In July, Chicago Public Schools borrowed $500 million in long-term, high-interest loans. These loans, taken out at interest rates between 7.25-7.65 percent, will cost the district more than $850 million in interest costs alone for a total cost of $1.35 billion, according to a Chicago Tribune analysis.
CPS will pay off the loans over 25 years, paying roughly $35 million a year in interest. Adjusted for inflation, the total value of the interest on the loan is roughly $405 million.
As the Tribune notes, by the time the loan is paid off, CPS students entering kindergarten this fall will be in their mid-30s.
The district plans to use $229 million from the $500 million loan to recoup losses on bonds from previous years. The district will also reimburse itself $31 million in capital expenses from past years, the Tribune explains. This tactic of using new loans to pay off old debts is known as “scoop and toss,” a method of covering deficits used by various city bodies.

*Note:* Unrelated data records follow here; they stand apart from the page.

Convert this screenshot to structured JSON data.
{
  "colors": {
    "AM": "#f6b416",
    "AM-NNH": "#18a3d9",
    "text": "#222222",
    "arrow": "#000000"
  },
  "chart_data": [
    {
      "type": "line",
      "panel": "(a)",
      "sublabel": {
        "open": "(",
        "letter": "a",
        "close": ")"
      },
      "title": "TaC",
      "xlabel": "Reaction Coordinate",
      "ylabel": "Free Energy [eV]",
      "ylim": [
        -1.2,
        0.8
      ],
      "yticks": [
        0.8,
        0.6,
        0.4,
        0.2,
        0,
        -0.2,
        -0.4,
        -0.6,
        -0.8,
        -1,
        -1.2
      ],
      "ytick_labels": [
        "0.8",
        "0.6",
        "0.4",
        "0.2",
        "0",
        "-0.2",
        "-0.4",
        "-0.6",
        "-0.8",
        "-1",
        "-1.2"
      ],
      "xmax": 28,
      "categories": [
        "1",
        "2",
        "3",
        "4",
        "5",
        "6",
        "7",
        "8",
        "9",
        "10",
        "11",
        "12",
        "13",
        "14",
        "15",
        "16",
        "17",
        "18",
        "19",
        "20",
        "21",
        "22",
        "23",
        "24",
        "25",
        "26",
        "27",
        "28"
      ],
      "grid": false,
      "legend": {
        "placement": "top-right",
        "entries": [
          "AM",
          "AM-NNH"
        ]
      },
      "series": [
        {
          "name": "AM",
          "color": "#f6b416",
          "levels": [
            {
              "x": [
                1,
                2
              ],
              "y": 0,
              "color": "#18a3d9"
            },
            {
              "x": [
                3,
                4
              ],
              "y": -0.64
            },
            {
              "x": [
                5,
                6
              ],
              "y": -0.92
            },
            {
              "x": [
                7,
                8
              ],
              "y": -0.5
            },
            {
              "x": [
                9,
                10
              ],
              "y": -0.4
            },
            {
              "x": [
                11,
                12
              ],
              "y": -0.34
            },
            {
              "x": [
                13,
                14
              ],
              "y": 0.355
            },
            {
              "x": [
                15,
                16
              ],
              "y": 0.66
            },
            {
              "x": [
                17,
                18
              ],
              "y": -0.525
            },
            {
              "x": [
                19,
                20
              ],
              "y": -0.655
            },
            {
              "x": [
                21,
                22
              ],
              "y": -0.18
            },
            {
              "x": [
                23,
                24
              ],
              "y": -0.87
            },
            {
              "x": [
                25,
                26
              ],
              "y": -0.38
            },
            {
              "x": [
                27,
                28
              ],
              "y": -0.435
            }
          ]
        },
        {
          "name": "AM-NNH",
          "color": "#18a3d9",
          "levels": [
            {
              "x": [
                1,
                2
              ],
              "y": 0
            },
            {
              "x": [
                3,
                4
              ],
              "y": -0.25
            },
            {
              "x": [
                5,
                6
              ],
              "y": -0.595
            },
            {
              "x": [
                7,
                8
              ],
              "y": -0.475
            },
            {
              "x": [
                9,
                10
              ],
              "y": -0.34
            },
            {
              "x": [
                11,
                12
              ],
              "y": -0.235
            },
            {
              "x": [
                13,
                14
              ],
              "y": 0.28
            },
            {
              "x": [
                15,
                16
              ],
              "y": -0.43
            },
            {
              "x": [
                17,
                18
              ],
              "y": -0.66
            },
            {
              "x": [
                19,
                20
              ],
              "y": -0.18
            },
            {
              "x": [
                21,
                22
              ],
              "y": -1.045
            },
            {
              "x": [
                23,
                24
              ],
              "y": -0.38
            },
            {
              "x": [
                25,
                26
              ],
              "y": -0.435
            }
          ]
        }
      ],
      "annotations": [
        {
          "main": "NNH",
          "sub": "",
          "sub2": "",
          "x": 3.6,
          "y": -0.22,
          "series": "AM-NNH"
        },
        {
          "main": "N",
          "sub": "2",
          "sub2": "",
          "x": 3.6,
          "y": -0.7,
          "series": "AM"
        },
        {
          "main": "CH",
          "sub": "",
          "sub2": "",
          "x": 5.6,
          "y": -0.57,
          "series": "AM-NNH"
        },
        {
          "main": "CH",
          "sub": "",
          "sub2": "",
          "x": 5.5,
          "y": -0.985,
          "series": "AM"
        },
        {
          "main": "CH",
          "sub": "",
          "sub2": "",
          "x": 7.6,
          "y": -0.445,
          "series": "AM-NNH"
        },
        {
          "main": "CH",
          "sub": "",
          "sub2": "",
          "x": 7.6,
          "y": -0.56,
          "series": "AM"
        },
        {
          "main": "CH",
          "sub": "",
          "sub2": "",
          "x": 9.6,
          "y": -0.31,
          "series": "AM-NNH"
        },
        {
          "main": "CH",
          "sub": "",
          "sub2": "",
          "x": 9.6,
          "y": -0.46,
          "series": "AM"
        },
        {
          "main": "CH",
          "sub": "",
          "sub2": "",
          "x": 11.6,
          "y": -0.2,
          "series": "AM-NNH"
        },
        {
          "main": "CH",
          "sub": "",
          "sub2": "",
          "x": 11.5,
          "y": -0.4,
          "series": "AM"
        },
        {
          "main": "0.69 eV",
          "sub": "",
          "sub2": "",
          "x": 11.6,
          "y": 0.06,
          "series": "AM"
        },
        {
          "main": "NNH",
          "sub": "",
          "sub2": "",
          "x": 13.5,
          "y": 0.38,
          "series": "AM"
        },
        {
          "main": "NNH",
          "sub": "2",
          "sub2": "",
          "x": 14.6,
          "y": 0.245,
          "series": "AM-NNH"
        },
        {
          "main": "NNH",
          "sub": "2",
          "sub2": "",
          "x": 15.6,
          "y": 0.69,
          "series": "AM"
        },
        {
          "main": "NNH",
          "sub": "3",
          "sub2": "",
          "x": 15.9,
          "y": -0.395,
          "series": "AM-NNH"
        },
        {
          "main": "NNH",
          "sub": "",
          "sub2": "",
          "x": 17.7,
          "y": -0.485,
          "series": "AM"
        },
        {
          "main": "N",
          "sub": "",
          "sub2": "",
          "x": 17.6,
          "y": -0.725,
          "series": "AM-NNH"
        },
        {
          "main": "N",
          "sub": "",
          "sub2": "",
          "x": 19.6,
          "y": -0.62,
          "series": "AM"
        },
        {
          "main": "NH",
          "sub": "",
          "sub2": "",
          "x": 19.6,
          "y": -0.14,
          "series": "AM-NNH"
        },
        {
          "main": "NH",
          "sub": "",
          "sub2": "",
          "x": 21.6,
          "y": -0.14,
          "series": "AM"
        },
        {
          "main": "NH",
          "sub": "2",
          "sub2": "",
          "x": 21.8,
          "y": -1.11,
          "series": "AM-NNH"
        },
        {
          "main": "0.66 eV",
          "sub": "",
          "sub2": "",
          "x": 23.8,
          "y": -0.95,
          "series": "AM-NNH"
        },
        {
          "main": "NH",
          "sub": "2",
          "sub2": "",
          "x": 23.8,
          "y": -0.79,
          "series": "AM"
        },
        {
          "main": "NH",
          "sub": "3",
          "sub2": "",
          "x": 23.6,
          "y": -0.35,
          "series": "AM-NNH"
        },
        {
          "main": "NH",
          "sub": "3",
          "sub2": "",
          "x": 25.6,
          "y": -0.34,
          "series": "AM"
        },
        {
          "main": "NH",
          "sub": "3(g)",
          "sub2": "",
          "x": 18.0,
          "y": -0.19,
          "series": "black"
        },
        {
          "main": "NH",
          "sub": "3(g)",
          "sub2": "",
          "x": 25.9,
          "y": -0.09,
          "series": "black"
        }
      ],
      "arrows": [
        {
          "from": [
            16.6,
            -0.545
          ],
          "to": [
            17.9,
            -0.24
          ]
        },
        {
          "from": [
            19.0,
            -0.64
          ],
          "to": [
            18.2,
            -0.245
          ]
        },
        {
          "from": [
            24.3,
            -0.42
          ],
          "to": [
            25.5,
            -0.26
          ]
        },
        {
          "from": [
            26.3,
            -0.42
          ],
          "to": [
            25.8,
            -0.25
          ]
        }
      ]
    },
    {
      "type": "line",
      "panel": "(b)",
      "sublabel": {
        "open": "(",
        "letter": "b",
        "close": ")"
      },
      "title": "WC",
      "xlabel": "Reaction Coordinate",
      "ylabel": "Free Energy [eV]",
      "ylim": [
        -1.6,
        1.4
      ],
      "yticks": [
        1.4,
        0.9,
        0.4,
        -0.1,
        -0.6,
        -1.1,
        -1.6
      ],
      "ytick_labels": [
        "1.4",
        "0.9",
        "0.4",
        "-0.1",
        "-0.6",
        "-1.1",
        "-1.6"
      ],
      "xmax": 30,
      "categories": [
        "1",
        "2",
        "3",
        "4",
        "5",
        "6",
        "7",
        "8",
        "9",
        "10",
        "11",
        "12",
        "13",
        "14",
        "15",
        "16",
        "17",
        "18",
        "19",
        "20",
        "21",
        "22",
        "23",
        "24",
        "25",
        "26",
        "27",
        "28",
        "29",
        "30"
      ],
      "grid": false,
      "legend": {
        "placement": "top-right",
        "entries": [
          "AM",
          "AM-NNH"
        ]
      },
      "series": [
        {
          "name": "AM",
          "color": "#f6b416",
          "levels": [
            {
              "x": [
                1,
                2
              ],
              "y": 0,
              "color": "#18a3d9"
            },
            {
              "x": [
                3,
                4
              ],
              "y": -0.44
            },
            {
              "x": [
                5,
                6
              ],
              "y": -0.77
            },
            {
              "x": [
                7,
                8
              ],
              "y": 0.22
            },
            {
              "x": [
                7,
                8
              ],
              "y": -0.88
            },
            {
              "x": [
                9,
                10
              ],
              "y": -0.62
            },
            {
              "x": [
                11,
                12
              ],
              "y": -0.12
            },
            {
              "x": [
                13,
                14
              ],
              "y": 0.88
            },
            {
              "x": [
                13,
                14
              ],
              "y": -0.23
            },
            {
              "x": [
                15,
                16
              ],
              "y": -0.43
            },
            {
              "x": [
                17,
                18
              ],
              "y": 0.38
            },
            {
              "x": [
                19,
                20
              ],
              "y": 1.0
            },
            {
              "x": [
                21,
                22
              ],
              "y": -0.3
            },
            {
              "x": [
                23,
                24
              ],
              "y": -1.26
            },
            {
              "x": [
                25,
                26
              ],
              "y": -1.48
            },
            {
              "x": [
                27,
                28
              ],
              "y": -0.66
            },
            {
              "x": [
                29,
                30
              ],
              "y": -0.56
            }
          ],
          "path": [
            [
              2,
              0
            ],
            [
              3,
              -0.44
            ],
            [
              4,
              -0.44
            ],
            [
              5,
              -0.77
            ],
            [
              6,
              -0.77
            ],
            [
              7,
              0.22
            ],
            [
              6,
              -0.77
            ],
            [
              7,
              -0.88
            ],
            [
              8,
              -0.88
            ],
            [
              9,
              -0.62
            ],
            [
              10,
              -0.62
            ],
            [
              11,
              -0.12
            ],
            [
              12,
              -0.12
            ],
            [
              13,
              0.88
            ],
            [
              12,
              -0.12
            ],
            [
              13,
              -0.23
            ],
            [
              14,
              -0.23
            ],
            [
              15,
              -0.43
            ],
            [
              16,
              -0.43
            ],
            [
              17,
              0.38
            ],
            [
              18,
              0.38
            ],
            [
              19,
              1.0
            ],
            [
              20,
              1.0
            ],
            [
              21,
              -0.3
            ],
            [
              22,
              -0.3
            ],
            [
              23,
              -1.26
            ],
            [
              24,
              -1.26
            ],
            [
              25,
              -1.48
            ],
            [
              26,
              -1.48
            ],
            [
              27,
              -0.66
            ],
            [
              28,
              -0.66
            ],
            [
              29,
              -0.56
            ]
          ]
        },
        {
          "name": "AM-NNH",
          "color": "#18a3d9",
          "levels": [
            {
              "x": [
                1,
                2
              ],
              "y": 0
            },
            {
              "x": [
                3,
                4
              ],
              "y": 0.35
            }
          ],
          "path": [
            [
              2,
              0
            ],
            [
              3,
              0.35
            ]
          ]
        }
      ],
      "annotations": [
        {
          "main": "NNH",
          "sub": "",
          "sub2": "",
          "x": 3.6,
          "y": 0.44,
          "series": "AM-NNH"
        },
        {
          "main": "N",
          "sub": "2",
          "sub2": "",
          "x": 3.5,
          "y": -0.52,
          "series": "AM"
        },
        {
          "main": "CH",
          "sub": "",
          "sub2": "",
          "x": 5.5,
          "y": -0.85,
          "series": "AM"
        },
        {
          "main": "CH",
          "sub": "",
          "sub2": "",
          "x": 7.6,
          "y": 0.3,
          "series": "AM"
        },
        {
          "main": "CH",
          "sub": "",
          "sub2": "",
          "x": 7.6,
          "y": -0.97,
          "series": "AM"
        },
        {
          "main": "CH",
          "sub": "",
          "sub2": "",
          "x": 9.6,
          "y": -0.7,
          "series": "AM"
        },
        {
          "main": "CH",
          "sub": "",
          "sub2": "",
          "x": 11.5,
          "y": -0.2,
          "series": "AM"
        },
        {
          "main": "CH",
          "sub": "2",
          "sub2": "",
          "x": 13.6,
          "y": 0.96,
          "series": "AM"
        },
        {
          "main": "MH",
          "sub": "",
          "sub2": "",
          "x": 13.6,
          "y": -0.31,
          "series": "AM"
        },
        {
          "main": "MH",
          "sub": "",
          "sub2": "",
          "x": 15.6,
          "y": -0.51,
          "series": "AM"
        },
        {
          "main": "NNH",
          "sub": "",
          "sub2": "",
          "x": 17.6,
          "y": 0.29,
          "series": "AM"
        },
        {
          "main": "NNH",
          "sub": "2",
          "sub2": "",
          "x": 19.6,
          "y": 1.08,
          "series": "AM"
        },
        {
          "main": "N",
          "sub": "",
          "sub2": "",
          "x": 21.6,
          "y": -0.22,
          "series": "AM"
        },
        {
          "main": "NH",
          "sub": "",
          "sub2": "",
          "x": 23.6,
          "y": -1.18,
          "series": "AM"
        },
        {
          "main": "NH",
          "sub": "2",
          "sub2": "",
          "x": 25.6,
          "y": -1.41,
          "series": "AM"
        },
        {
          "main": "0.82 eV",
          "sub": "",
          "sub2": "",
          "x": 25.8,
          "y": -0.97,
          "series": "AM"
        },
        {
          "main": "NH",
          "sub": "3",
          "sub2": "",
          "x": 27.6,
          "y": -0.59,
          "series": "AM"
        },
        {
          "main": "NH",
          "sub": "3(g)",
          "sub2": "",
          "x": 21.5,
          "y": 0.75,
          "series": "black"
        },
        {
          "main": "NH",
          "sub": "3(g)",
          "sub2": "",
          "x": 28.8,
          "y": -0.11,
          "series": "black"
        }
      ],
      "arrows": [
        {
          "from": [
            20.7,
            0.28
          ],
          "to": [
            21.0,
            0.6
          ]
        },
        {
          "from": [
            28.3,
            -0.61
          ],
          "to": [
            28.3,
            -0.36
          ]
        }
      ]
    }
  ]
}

While CPS funnels more money toward exorbitant interest costs due to years of financial recklessness, Illinois lawmakers are attempting to bail out CPS as part of the state’s new education funding plan.
If CPS is unable to secure funding from the state to pay off the loan, the district has stated it plans to look to property taxes to pay off its increasing debts.
The $500 million long-term loan came shortly after the district borrowed $387 millionin short-term loans from JPMorgan to cover a pension payment and generated nearly $70,000 in interest a day over the summer.
Despite having taken out a total of $887 million in loans over the last two months, CPS students and parents may not notice any large improvements in the classroom come fall, as CPS has used its dependency on short-term borrowing to make payments on pension debt rather than using the money to fund classrooms.